03/16/2026
Big news if you or a family member are on Medicare.
Starting July 1, 2026, Medicare will begin covering Zepbound and Wegovy, and many people will be able to get them for about $50 a month.
For people over 65 living with obesity, this is a very big deal.
For years these medications have often cost $1,000 or more per month, which meant most Medicare patients simply could not access them.
What many people do not realize is that Medicare has actually been legally prohibited from covering medications used solely for weight loss. Not just slow to adopt them. Not reluctant. Prohibited by law. Congress has tried for years to change that, but the law has never passed.
So how is Medicare suddenly covering them?
The agency that runs Medicare has something called the Innovation Center. It allows them to run pilot programs and test new payment models without Congress rewriting the law first. That is exactly what they are doing here.
Think of it as Medicare running a real-world test to see how covering these medications works.
Like most Medicare medications, it will still require a prescription and prior authorization from your doctor.
Here is how the program works.
Phase 1: July 1 through December 31, 2026
During the first six months, Medicare will run the program directly rather than through your usual drug plan.
For patients, that makes it very simple:
- No deductible
- No complicated cost sharing
- About $50 per month
Medicare negotiated prices directly with the drug companies and is absorbing the financial risk during this pilot phase.
Phase 2: Starting January 1, 2027
After the pilot period, these medications move into regular Medicare Part D drug plans.
Before you meet your deductible, your monthly cost will be capped at about $245. Once your deductible is met, it drops to around $50 per month.
There will also be an annual out-of-pocket cap, which means there is a ceiling on how much you can spend in a year.
So it becomes a little more complicated than the pilot phase, but still dramatically better than what people are paying right now.
Who qualifies?
In general, Medicare is focusing on patients with moderate to severe obesity or obesity with related health conditions.
You qualify if you have:
- BMI 35 or higher
- BMI 30 or higher with conditions like heart failure with preserved ejection fraction, uncontrolled hypertension, or chronic kidney disease stage 3a or higher
- BMI 27 or higher with prediabetes, a prior heart attack or stroke, or symptomatic peripheral artery disease
Your doctor will still need to submit a prior authorization, and the medication must be prescribed alongside lifestyle treatment.

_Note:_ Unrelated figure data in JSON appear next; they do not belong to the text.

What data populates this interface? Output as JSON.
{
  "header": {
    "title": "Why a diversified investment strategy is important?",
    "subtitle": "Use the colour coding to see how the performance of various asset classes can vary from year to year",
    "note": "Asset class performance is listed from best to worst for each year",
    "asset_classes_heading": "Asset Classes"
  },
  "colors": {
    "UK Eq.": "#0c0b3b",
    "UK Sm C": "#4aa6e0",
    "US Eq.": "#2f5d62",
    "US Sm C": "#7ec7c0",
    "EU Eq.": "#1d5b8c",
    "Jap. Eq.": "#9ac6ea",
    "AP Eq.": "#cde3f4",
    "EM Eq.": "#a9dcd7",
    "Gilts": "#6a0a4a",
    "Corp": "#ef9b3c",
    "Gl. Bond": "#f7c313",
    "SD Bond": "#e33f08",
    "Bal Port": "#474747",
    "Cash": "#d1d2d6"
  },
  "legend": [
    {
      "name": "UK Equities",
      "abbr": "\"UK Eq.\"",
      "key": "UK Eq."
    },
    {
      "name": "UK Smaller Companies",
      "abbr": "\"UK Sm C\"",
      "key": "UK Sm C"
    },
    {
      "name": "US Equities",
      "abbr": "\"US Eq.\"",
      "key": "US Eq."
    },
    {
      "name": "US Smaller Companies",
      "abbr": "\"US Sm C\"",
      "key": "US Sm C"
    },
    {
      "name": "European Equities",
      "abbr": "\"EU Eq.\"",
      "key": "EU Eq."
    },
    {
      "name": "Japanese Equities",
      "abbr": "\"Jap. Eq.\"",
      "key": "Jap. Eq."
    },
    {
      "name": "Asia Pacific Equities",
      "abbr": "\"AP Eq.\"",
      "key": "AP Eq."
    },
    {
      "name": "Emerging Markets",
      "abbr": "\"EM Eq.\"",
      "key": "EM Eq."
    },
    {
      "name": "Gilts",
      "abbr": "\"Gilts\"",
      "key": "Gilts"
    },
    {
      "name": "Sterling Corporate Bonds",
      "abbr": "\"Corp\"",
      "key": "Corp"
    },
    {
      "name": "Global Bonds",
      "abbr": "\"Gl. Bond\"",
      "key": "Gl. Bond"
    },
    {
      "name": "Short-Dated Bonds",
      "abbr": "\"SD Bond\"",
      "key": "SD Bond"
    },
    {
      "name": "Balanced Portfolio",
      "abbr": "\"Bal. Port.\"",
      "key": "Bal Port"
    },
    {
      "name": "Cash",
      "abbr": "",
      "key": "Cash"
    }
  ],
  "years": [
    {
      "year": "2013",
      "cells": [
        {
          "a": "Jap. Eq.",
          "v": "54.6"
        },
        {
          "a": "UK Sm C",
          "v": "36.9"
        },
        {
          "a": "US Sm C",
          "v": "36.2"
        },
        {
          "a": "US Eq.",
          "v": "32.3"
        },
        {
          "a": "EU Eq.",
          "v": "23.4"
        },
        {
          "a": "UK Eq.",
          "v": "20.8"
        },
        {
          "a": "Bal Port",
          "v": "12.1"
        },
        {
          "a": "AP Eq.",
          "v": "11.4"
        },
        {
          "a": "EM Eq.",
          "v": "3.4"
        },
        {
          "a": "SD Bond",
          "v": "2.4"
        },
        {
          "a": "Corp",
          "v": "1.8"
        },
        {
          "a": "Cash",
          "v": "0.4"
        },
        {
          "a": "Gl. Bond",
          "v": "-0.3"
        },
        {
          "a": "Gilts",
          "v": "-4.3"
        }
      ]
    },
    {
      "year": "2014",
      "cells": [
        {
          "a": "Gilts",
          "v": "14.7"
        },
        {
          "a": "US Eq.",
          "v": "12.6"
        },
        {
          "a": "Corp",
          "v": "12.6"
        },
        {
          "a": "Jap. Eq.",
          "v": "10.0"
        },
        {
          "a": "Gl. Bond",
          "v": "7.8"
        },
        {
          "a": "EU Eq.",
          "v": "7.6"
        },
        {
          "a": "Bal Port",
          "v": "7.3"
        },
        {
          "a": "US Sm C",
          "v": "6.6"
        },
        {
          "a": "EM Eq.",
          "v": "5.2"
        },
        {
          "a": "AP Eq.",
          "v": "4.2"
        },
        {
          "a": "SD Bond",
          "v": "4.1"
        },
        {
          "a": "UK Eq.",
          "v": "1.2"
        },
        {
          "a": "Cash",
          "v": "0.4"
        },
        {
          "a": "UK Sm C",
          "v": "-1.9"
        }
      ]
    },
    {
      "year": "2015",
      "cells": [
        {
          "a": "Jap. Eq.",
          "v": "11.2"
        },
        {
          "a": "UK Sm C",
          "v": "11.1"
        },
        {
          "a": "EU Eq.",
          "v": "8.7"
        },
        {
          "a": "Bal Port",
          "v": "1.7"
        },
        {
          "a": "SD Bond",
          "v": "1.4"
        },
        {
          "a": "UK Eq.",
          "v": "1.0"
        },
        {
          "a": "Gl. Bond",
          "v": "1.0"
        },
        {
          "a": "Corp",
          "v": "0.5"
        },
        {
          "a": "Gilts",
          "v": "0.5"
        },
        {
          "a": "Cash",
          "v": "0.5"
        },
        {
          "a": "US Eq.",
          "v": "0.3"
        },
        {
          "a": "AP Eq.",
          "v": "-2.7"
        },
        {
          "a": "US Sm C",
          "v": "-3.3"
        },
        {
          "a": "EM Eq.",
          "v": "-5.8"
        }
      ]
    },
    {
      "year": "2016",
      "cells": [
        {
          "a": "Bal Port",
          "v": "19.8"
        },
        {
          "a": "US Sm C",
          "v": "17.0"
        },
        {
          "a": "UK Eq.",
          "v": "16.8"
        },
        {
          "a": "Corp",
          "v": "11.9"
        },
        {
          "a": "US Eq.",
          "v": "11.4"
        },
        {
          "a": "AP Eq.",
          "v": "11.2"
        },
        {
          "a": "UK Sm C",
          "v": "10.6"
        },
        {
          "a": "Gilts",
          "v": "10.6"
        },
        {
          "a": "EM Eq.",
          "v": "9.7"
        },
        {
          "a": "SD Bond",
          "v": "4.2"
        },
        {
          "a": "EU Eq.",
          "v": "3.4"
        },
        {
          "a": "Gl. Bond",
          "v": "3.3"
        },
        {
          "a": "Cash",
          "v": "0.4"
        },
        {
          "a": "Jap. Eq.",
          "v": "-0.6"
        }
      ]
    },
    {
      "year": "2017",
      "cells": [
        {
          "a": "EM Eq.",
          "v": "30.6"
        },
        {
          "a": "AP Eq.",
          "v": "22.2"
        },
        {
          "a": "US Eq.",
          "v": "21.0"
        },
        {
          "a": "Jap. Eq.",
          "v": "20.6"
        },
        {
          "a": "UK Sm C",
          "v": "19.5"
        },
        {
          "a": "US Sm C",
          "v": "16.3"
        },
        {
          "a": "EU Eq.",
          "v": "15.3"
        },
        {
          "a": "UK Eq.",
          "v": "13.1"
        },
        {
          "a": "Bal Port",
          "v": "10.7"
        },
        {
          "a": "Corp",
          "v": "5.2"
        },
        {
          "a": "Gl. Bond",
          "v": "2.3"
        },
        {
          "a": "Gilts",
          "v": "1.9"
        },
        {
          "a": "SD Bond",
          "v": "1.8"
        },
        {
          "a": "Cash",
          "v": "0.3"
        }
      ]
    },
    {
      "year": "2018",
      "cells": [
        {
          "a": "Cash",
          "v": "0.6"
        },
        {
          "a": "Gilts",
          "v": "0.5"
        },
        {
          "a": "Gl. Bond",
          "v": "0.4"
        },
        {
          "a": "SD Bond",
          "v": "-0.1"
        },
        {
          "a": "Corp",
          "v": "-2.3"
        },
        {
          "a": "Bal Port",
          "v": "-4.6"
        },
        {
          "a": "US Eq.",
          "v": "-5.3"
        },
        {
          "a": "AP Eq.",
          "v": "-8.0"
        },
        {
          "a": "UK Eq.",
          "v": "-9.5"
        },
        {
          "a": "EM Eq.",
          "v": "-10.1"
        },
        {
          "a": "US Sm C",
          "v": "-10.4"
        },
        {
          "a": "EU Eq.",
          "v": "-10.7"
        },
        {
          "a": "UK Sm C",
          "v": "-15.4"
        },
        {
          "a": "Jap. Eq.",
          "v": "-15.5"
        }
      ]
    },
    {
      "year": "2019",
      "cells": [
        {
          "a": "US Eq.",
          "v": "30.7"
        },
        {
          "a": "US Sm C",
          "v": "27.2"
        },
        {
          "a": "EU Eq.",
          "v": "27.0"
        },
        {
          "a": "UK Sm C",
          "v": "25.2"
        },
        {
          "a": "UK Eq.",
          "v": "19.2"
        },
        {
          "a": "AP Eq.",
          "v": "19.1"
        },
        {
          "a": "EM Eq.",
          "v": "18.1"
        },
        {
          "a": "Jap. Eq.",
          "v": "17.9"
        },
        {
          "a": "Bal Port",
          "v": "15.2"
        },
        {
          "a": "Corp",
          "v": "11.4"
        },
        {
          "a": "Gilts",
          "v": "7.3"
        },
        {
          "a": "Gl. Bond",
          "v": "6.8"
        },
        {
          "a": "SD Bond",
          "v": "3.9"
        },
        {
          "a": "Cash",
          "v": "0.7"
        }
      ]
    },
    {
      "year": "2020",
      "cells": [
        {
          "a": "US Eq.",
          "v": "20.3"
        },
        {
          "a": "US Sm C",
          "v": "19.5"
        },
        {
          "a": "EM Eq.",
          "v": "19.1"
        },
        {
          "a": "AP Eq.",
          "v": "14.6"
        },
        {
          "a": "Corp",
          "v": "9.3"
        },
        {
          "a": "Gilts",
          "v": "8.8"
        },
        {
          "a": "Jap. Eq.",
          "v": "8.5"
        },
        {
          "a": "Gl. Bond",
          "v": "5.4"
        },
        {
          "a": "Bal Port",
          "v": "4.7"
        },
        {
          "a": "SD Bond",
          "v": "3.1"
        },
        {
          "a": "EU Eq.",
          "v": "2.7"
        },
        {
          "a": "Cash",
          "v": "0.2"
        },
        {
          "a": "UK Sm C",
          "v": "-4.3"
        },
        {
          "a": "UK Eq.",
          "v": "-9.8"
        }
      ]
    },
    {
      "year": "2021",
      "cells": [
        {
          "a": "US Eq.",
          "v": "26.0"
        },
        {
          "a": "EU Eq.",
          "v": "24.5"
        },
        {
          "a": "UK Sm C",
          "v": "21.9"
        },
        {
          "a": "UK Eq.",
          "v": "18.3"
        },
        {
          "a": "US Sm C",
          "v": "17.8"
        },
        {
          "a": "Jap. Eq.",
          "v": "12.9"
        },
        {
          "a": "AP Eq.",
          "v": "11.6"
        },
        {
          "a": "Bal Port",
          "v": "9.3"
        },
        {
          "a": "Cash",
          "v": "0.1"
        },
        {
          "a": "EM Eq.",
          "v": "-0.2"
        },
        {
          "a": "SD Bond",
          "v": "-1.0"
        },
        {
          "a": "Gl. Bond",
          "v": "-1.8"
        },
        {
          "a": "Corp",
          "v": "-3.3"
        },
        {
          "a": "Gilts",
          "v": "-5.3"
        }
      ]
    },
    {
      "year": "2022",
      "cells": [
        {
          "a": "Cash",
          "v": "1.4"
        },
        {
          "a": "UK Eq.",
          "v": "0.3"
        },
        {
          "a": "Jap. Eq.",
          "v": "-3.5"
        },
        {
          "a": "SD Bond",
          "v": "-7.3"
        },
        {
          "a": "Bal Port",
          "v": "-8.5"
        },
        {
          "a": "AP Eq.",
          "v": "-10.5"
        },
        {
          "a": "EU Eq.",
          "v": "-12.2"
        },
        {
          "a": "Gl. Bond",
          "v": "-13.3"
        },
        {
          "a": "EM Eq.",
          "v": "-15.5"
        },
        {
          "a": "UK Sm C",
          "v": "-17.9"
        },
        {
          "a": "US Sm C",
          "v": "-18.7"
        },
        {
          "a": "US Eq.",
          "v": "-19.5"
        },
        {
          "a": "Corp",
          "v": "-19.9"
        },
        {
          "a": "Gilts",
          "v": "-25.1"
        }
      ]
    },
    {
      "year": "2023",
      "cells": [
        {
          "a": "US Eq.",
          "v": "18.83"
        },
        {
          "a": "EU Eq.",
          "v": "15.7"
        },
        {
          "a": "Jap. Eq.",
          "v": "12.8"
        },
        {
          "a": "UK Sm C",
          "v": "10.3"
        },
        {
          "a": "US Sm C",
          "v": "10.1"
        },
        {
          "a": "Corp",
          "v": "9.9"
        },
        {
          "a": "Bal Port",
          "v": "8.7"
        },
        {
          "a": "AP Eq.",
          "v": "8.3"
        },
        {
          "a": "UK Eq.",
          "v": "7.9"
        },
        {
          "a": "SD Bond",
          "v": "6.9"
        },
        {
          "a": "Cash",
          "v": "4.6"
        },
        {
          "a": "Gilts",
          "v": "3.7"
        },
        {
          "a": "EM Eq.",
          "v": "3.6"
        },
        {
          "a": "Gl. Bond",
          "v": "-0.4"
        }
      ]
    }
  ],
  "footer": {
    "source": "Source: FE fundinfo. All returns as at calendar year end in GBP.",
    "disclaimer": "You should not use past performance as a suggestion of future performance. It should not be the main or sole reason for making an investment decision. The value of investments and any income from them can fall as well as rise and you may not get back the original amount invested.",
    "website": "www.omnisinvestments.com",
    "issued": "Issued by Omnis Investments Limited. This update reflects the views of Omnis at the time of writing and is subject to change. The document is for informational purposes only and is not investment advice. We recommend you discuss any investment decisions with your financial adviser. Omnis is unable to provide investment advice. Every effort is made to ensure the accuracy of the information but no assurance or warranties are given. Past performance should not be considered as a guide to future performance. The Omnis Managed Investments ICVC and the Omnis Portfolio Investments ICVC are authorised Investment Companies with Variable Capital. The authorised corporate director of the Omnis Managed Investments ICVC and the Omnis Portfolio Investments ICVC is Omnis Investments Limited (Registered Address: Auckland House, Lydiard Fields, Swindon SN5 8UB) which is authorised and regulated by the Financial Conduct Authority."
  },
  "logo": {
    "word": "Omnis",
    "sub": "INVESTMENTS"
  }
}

One important thing to know
Participation by Part D plans is voluntary, which means coverage will depend on whether your specific plan decides to participate.
Most plans are expected to honor the $50 cap, but some basic plans may charge more.
Because of that, it would be wise to check whether your plan intends to participate. If it does not, this is something you may want to consider during Medicare open enrollment in the fall, when you have the opportunity to switch to a plan that does cover these medications.
If you or a family member are on Medicare, here are three smart steps:
- Ask your doctor whether you might qualify
- Call your Part D plan and ask specifically about GLP-1 coverage under the Medicare Bridge Program
- Review your options during Medicare open enrollment this fall if your current plan does not participate
As a physician who treats obesity every day, I am hopeful this finally opens the door for many older patients who have simply been priced out of these medications.
It is not perfect, and it is not permanent yet.
But for millions of Medicare patients, it could finally make these medications possible.